My last conversation with her was in the hospital several weeks ago. She had been losing her hearing so everyone in the hall and adjoining rooms could hear her comments. I could not help but smile as she talked about the state of the church. “I don’t know why people worry about whether a person is Gay or not...” She stated loudly. “I’ve known some of those who have left in a huff for years and believe me; they are in no position to judge!” I really loved her willingness to tell it like it is! Not everyone speaks so plainly today. Sometimes you have to interpret just what a message is really saying…
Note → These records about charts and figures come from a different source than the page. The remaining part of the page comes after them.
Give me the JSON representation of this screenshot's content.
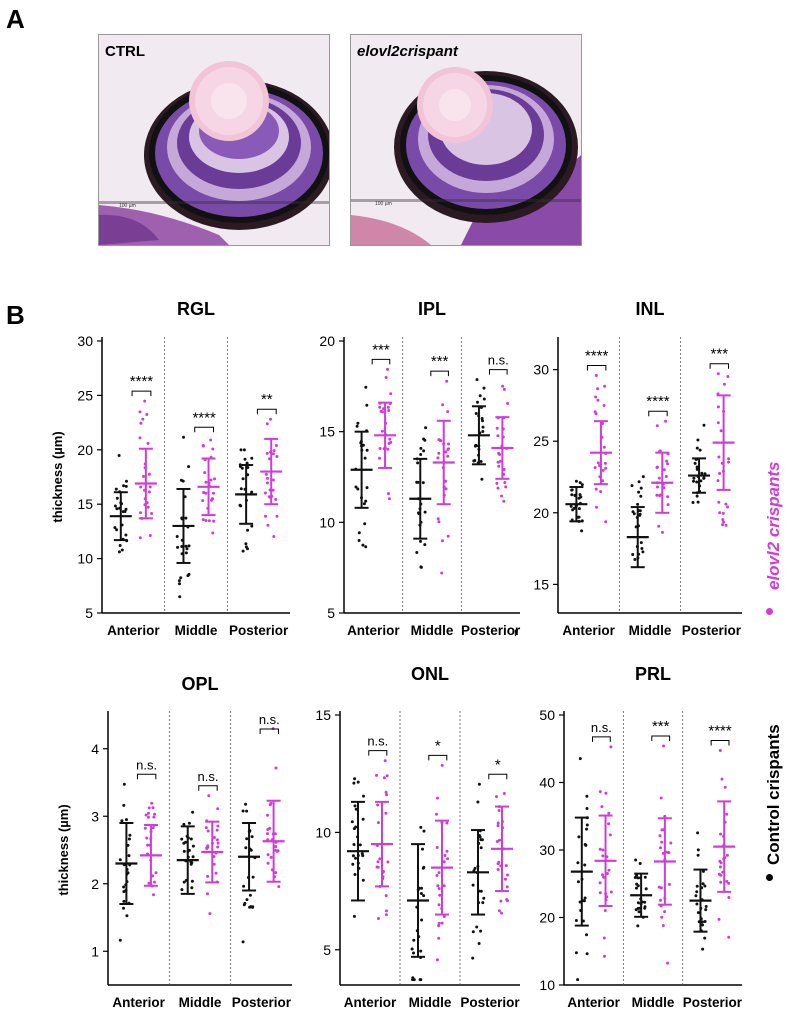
{
  "figure": {
    "panel_a_label": "A",
    "panel_b_label": "B",
    "images": [
      {
        "label": "CTRL",
        "scale_text": "100 µm"
      },
      {
        "label": "elovl2crispant",
        "scale_text": "100 µm"
      }
    ],
    "legend": {
      "elovl2_label": "elovl2 crispants",
      "control_label": "Control crispants",
      "colors": {
        "elovl2": "#d03cd8",
        "control": "#111111"
      }
    },
    "stray_mark": "r"
  },
  "chart_data": [
    {
      "type": "scatter",
      "title": "RGL",
      "ylabel": "thickness (µm)",
      "ylim": [
        5,
        30
      ],
      "yticks": [
        5,
        10,
        15,
        20,
        25,
        30
      ],
      "categories": [
        "Anterior",
        "Middle",
        "Posterior"
      ],
      "series": [
        {
          "name": "Control crispants",
          "means": [
            13.9,
            13.0,
            15.9
          ],
          "sd": [
            2.2,
            3.4,
            2.7
          ]
        },
        {
          "name": "elovl2 crispants",
          "means": [
            16.9,
            16.6,
            18.0
          ],
          "sd": [
            3.2,
            2.6,
            3.0
          ]
        }
      ],
      "significance": [
        "****",
        "****",
        "**"
      ]
    },
    {
      "type": "scatter",
      "title": "IPL",
      "ylabel": "",
      "ylim": [
        5,
        20
      ],
      "yticks": [
        5,
        10,
        15,
        20
      ],
      "categories": [
        "Anterior",
        "Middle",
        "Posterior"
      ],
      "series": [
        {
          "name": "Control crispants",
          "means": [
            12.9,
            11.3,
            14.8
          ],
          "sd": [
            2.1,
            2.2,
            1.6
          ]
        },
        {
          "name": "elovl2 crispants",
          "means": [
            14.8,
            13.3,
            14.1
          ],
          "sd": [
            1.8,
            2.3,
            1.7
          ]
        }
      ],
      "significance": [
        "***",
        "***",
        "n.s."
      ]
    },
    {
      "type": "scatter",
      "title": "INL",
      "ylabel": "",
      "ylim": [
        13,
        32
      ],
      "yticks": [
        15,
        20,
        25,
        30
      ],
      "categories": [
        "Anterior",
        "Middle",
        "Posterior"
      ],
      "series": [
        {
          "name": "Control crispants",
          "means": [
            20.6,
            18.3,
            22.6
          ],
          "sd": [
            1.2,
            2.1,
            1.2
          ]
        },
        {
          "name": "elovl2 crispants",
          "means": [
            24.2,
            22.1,
            24.9
          ],
          "sd": [
            2.2,
            2.1,
            3.3
          ]
        }
      ],
      "significance": [
        "****",
        "****",
        "***"
      ]
    },
    {
      "type": "scatter",
      "title": "OPL",
      "ylabel": "thickness (µm)",
      "ylim": [
        0.5,
        4.5
      ],
      "yticks": [
        1,
        2,
        3,
        4
      ],
      "categories": [
        "Anterior",
        "Middle",
        "Posterior"
      ],
      "series": [
        {
          "name": "Control crispants",
          "means": [
            2.3,
            2.35,
            2.4
          ],
          "sd": [
            0.6,
            0.5,
            0.5
          ]
        },
        {
          "name": "elovl2 crispants",
          "means": [
            2.42,
            2.47,
            2.63
          ],
          "sd": [
            0.45,
            0.45,
            0.6
          ]
        }
      ],
      "significance": [
        "n.s.",
        "n.s.",
        "n.s."
      ]
    },
    {
      "type": "scatter",
      "title": "ONL",
      "ylabel": "",
      "ylim": [
        3.5,
        15
      ],
      "yticks": [
        5,
        10,
        15
      ],
      "categories": [
        "Anterior",
        "Middle",
        "Posterior"
      ],
      "series": [
        {
          "name": "Control crispants",
          "means": [
            9.2,
            7.1,
            8.3
          ],
          "sd": [
            2.1,
            2.4,
            1.8
          ]
        },
        {
          "name": "elovl2 crispants",
          "means": [
            9.5,
            8.5,
            9.3
          ],
          "sd": [
            1.8,
            2.0,
            1.8
          ]
        }
      ],
      "significance": [
        "n.s.",
        "*",
        "*"
      ]
    },
    {
      "type": "scatter",
      "title": "PRL",
      "ylabel": "",
      "ylim": [
        10,
        50
      ],
      "yticks": [
        10,
        20,
        30,
        40,
        50
      ],
      "categories": [
        "Anterior",
        "Middle",
        "Posterior"
      ],
      "series": [
        {
          "name": "Control crispants",
          "means": [
            26.8,
            23.3,
            22.5
          ],
          "sd": [
            8.0,
            3.2,
            4.6
          ]
        },
        {
          "name": "elovl2 crispants",
          "means": [
            28.4,
            28.3,
            30.5
          ],
          "sd": [
            6.7,
            6.4,
            6.7
          ]
        }
      ],
      "significance": [
        "n.s.",
        "***",
        "****"
      ]
    }
  ]
}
Saturday was gorgeous in West Michigan and I (and apparently the rest of the city) decided to pick up some things at a local hardware chain store. As I drove into the parking lot I was behind a canary yellow truck. I know the color was canary yellow because I had a leisure suit that same color in the mid 70’s. The truck had flames painted across its doors and a message painted on the tailgate, “Escaped from Hell!” It took a lot of self control (and some common sense) for me not to follow the driver to their parking spot and shake their hand vigorously while congratulating them for their escape! I also thought about asking them about a few individuals I have known who they may have encountered while there…
Not many days after the funeral service I received a message from a person who had attended, asking if I could clarify a topic she would be speaking on shortly in the children’s message. She had found some rather complex resources explaining the Presbyterian Order of Worship and my suggestion was to throw most of it out. I told her to emphasize the “function” of the service rather than the “form.” For example, rather than describing the “Prayer of Illumination” simply say, “asking God to help us understand the bible passage better.”
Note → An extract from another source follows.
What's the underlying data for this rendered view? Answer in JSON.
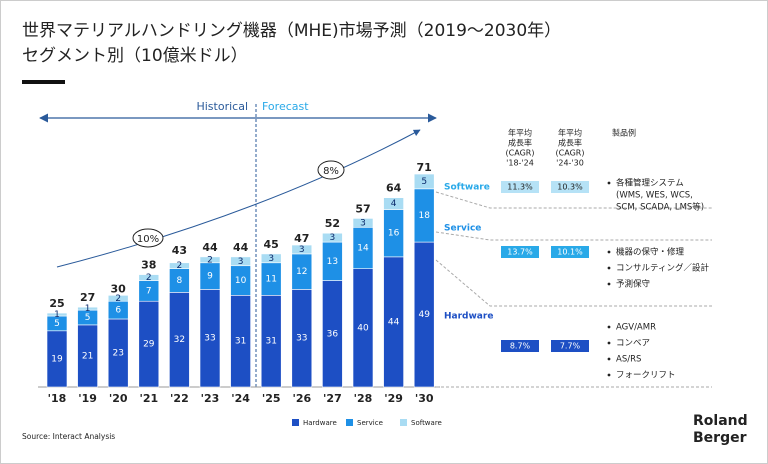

Have you ever worshipped in a church where they offer, “The passing of the peace?” There is a formula that goes something like this… The first person says, “Peace be with you.” And the proper response is… “And also with you.” The next time you are in the exchange simply say, “Thanks!” A person whose focus is on function might smile while a person whose focus is on form freaks out! Sometimes they will stand there shaking like Sheldon from the “Big Bang Theory” who didn’t get to knock on Penny’s door three times.
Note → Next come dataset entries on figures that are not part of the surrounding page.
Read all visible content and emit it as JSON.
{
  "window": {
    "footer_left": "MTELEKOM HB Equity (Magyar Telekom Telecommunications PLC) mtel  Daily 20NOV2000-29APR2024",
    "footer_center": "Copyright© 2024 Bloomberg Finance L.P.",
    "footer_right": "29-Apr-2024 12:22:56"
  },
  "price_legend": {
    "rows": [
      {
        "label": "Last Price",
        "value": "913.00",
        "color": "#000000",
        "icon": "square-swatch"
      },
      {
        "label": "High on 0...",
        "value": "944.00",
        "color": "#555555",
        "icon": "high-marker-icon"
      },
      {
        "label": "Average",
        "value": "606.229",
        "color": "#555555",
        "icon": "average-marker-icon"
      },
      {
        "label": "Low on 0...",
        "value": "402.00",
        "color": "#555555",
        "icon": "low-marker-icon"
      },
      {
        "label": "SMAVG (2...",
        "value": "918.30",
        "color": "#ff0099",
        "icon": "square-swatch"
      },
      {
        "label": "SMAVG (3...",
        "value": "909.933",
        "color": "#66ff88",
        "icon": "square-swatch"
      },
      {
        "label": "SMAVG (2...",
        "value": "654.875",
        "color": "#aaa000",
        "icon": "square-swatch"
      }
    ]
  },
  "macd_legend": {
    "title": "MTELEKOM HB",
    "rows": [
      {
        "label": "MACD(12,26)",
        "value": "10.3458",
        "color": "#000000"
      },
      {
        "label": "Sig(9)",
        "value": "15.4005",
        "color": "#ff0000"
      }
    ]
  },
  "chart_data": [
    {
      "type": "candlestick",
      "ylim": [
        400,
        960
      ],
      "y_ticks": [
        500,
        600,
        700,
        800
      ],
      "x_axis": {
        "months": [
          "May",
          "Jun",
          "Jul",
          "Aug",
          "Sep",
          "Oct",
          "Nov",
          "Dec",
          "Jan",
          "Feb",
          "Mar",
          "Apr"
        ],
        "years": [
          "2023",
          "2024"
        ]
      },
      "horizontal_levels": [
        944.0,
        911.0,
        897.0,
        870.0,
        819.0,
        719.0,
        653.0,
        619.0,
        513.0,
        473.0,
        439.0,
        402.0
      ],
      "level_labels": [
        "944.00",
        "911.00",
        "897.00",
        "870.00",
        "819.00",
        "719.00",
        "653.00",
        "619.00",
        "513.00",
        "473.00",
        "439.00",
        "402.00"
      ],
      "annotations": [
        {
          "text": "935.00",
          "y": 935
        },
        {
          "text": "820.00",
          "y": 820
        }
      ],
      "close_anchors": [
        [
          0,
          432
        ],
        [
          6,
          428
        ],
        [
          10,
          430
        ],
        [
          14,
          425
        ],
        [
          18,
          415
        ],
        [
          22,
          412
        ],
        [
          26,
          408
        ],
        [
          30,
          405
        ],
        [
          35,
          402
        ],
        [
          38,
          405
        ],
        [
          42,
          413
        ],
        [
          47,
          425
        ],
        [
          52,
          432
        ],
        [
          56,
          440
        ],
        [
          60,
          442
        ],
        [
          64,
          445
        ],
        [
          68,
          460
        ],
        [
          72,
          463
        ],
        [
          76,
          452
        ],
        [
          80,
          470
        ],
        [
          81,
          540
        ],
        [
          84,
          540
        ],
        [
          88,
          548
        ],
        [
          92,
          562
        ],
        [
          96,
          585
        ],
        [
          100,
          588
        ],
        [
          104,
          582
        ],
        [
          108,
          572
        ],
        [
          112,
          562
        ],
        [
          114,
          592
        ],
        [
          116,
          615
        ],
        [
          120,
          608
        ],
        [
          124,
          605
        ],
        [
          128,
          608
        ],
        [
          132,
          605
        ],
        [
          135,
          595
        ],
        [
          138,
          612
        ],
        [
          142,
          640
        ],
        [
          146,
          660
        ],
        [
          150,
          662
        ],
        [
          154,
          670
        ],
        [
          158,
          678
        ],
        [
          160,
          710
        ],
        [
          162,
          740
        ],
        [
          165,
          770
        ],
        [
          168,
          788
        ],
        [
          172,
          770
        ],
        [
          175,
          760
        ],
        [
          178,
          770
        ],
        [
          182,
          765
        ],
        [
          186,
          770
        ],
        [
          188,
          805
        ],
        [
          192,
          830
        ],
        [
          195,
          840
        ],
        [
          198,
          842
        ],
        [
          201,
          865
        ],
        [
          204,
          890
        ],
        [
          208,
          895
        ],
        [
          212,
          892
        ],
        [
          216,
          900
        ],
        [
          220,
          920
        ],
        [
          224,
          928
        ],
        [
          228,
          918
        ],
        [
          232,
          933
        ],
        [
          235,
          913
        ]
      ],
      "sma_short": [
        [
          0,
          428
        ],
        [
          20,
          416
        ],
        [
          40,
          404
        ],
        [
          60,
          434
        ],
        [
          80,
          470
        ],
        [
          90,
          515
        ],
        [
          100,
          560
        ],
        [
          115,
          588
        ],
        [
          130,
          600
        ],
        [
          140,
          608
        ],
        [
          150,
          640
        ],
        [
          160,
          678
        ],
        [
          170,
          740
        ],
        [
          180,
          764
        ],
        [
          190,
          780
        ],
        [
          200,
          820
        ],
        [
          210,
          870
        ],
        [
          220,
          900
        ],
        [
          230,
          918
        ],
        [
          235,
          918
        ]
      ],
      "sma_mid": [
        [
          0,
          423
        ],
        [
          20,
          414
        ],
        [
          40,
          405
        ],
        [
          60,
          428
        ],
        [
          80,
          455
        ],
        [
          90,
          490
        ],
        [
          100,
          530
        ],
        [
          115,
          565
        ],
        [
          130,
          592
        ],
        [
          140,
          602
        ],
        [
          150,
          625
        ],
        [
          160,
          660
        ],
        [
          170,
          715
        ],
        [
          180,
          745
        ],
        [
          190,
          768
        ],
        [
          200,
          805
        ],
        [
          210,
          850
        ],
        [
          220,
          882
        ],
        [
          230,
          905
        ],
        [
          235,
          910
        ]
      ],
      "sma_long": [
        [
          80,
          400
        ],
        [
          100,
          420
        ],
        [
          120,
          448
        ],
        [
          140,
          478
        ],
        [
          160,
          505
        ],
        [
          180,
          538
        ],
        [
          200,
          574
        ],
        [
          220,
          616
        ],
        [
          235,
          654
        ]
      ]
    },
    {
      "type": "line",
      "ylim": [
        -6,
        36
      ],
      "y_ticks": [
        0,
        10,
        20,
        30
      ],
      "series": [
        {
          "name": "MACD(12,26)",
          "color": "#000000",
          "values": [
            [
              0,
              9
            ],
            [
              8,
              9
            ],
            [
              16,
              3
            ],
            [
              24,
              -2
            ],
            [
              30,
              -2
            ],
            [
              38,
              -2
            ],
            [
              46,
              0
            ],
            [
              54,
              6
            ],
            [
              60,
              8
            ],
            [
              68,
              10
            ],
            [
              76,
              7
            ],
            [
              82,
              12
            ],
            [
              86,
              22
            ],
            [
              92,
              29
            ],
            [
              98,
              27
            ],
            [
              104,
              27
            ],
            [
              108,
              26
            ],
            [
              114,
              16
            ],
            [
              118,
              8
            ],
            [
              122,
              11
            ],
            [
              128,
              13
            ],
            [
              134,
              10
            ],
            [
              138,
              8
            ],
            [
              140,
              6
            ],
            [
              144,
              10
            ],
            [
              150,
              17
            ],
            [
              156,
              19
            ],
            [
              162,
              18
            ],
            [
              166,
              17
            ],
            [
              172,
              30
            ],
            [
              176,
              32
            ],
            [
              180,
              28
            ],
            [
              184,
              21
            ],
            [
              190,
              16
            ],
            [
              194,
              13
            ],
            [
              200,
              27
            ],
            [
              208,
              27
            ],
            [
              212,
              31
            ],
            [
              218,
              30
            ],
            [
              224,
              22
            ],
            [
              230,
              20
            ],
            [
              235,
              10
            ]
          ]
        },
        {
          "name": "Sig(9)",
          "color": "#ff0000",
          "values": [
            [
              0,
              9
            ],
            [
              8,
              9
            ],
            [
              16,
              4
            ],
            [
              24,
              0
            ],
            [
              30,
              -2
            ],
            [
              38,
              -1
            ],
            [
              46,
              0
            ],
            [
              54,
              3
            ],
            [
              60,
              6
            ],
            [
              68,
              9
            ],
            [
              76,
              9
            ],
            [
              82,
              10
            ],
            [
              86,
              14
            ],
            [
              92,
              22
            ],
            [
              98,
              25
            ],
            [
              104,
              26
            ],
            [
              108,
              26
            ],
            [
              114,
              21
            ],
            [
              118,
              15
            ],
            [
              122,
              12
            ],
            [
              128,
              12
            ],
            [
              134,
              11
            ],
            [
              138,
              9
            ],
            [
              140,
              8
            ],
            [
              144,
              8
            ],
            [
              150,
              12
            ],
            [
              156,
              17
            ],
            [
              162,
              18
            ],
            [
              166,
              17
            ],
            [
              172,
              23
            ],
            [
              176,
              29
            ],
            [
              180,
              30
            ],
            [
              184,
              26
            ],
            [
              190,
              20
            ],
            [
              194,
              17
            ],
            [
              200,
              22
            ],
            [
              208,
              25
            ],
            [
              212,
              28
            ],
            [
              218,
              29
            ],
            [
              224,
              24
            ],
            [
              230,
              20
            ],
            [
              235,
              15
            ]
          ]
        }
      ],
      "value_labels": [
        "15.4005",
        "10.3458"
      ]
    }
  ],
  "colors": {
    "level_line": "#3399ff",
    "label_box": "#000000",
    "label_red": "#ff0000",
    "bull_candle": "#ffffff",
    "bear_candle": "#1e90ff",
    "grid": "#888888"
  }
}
I believe that the religious leaders in our passage were more concerned about form than function as they confronted Jesus. They asked him to tell them plainly if he was the Messiah. He replied, “I have told you. You didn’t believe me. I have shown you. But you don’t believe the things that I have done.” They were looking for someone other than a rebel from a small town who pointed out their hypocrisy to be the Messiah. Because he did not fit their definition or “form” no amount of healing or teaching or raising people from the dead would ever convince them otherwise. Eventually they would murder the Son of God because he didn’t fit into their definition of what they thought he should be.
How many of us in the church today are caught in this same trap of form versus function? We are inclined to see the “way” a thing is done rather than the “why.” This is how church bullies get away with their behavior. They do and say everything strictly by the rules but their hearts are cold and often vicious. Or as Christ stated; they point out the speck in another’s eye while they ignore the log in their own.